That's an amazing story so thanks for sharing it! They really told you this on the phone? When I've heard people relate GPS dropoff stories in the past the USPS always demanded that you could only get GPS information in-person at the main post office for your zip code. Did you call the national USPS help line, or did you call your local post office directly?
On a related note I have had the tracking from all three major carriers, i.e. FedEx, UPS, and the USPS claim that something was delivered up to an hour before the carrier actually delivered it. My guess for this is that couriers sometimes scan multiple items at once as delivered while sitting in their truck for a block, street, or general area to save scanning time.

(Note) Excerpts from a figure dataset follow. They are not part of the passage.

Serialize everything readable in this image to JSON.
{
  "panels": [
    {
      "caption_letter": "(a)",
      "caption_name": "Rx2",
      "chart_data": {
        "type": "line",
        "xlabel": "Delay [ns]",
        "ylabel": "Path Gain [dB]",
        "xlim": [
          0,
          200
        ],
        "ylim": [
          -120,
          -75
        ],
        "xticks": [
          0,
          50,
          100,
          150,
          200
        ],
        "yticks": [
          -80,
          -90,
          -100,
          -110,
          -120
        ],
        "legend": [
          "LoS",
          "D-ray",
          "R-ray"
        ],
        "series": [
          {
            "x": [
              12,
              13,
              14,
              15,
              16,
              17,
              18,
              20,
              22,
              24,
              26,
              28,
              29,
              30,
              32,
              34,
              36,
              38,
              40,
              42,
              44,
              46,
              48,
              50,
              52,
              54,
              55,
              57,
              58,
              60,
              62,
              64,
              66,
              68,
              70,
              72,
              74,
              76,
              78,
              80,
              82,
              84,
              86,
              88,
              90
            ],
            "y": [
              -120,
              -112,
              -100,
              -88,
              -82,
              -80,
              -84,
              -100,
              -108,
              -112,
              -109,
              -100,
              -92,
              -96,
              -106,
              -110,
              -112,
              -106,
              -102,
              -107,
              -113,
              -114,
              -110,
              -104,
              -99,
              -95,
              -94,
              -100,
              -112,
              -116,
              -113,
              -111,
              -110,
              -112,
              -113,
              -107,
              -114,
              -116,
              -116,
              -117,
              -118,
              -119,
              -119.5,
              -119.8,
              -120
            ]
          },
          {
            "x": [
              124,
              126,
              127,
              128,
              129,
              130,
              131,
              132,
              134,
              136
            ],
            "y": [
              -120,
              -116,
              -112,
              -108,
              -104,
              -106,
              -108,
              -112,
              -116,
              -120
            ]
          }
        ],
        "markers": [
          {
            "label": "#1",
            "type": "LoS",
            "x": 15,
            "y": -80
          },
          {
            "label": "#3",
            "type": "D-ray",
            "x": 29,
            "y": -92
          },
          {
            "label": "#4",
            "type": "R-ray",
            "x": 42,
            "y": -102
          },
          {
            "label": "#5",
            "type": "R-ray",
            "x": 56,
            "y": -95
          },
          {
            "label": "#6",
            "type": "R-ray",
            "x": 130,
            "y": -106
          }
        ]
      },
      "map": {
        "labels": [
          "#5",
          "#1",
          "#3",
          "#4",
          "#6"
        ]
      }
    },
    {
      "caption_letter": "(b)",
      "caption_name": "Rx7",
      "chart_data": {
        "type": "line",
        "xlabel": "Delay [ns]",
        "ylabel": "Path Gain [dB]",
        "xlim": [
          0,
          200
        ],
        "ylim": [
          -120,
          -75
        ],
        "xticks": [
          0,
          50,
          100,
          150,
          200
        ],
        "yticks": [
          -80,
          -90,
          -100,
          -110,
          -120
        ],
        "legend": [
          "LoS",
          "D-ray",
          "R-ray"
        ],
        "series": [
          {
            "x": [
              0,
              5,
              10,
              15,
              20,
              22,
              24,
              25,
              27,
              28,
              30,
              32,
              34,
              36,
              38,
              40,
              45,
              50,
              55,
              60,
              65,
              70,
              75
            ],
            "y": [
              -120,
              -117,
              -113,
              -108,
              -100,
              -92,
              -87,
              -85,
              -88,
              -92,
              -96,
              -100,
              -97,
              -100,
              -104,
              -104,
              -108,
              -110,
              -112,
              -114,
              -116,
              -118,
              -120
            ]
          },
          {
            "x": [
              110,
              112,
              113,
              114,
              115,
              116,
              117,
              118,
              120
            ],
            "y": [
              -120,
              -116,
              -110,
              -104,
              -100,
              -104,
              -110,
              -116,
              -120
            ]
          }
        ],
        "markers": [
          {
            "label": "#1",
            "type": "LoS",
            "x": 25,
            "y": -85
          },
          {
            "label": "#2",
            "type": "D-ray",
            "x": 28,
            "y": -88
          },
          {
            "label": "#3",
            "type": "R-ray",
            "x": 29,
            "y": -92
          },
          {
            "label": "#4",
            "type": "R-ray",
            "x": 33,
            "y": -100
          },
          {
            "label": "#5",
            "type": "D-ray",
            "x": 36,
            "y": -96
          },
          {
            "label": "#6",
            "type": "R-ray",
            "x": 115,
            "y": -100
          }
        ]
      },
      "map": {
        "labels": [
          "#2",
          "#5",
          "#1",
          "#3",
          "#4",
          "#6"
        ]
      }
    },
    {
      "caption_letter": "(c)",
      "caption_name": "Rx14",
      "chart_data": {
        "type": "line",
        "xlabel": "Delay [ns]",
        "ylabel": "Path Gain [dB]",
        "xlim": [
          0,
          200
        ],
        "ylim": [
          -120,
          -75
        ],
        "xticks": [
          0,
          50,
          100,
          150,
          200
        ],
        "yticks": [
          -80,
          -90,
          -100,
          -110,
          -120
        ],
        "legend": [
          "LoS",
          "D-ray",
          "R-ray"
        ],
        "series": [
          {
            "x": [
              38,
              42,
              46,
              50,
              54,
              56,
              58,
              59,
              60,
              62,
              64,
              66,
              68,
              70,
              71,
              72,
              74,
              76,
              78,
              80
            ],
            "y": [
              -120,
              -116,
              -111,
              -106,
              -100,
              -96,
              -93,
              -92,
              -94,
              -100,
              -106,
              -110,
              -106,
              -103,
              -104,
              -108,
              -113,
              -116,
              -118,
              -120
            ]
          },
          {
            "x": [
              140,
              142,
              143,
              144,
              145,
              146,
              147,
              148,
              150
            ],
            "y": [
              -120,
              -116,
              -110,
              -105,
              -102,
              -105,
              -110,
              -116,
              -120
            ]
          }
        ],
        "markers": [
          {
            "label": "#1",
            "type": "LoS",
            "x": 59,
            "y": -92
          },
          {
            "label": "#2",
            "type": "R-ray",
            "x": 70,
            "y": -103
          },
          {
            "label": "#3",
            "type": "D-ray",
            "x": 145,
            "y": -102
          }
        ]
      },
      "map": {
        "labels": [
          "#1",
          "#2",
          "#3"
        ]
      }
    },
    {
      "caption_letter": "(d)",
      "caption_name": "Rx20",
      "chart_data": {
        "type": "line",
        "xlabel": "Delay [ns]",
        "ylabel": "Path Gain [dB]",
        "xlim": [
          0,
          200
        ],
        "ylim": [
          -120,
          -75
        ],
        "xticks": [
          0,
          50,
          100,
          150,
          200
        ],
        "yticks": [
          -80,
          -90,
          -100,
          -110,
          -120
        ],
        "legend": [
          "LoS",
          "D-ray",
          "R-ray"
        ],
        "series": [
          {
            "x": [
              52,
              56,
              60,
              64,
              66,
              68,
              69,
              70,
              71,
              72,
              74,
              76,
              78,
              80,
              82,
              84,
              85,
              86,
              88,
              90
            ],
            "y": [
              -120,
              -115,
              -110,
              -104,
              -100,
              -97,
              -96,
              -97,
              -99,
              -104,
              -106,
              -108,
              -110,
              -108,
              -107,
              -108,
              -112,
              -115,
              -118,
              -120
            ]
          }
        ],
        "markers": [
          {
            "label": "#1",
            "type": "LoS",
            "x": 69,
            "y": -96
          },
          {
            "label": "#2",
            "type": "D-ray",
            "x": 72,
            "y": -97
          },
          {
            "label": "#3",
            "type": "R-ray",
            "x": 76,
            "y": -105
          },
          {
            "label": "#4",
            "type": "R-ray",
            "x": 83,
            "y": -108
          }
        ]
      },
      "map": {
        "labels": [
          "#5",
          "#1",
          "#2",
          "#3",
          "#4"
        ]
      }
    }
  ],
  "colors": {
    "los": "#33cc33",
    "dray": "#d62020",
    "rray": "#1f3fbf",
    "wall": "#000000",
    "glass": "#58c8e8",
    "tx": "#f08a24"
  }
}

I first time I had the kind of panic you just described was about 3-4 years ago, and since then I've seen it enough to give couriers at least an hour before I go searching for where they may have misdelivered my package. I think this is just something some individual couriers do because I rarely see it, but I have definitely seen it about a dozen to two dozen times in recent years.
I have NEVER seen Amazon do this kind of early tracking delivery, and in my experience they are by far the best carrier as compared to all the others. They do misdeliver at times, but for some reason it has always been consistently been to my neighbor on one side and not to the wrong street or some address nowhere near mine. A few years ago they delivered my packages five times in a row to that neighbor so I'm guessing their GPS had a bug.
What I don't get is why the devices from the carriers don't explicitly tell the carrier when they're misdelivering a package. The device should have everything it needs to warn the carrier that they've screwed up...so why are misdeliveries so common then? Does the software warn them and they just ignore it? I find the whole thing baffling.